Auch das Sternbild Fuhrmann gehört mit seinem Hauptstern Kapella zum Wintersechseck. In diesem Sternbild finden sich - bei guten Bedingungen sogar schon mit bloßem Auge - drei helle Sternhaufen: M36, M37 und M38. Um sie zu finden, versucht man sich am besten von Kapella aus zu ihnen hinunterzuhangeln [Findkarte]. Die Sternhaufen sind alle rund 4.000 Lichtjahre von der Erde entfernt und sollten als verschwommene Lichtflecken erkennbar sein. Ein gutes Fernglas verrät dann schon mehr über die Struktur dieser Objekte. Sie liegen außerdem im Band der Milchstraße, das für Entdeckungstouren mit dem Fernglas einiges zu bieten hat.
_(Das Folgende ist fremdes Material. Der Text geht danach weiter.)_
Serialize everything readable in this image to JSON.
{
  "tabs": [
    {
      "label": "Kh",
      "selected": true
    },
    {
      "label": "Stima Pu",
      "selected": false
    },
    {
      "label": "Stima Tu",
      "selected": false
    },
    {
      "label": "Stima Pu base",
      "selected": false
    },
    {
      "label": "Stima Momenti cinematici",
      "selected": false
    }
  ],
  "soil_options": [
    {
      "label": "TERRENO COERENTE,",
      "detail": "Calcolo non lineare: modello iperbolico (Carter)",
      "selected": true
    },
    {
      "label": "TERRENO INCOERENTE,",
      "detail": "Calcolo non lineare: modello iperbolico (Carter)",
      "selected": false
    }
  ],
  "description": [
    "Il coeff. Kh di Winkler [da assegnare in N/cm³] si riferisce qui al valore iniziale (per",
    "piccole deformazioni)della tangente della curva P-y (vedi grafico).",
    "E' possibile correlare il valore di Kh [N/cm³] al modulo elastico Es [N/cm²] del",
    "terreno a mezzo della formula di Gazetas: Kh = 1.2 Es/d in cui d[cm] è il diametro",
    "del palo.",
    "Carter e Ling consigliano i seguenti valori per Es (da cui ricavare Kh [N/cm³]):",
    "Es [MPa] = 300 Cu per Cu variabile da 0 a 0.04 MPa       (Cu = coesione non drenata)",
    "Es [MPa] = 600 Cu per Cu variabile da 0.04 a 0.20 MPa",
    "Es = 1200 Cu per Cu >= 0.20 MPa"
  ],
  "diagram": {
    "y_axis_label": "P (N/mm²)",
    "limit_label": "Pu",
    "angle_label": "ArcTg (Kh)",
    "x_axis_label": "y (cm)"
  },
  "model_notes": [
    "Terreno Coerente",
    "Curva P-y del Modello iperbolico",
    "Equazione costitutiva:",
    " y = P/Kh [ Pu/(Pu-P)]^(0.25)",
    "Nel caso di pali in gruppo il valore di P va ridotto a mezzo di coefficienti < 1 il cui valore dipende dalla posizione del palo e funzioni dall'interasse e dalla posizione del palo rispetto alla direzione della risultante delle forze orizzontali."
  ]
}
Im Sternbild Orion befindet sich eines der aktivsten Sternentstehungsgebiete unserer Milchstraße, der Orionnebel. Schon ein kleines Fernglas offenbart, was sich am unteren Ende des Schwerts des Orion - also unterhalb der drei deutlich sichtbaren Gürtel-Sterne - verbirgt. Kleine Teleskope lassen einen dann schon einige Sterne im Zentrum des Nebels ausmachen, die so genannten Trapez-Sterne, bei denen es sich um junge, heiße Sonnen handelt. Mithilfe von Infrarotbeobachtungen hat man inzwischen feststellen können, dass man hier einen Sternhaufen aus über Tausend jungen Sternen vor sich hat.

Der Februar ist aber auch ein Monat der Planeten: Zu Beginn sind - mit etwas Können und Glück und bei gutem Wetter - alle fünf mit bloßem Auge beobachtbaren Planeten auch tatsächlich zu sehen. Dafür muss man allerdings früh aufstehen: Schon ab den späteren Abendstunden ist der Gasriese Jupiter im Sternbild Löwe auszumachen, der im kommenden Monat seine Oppositionsstellung erreichen wird.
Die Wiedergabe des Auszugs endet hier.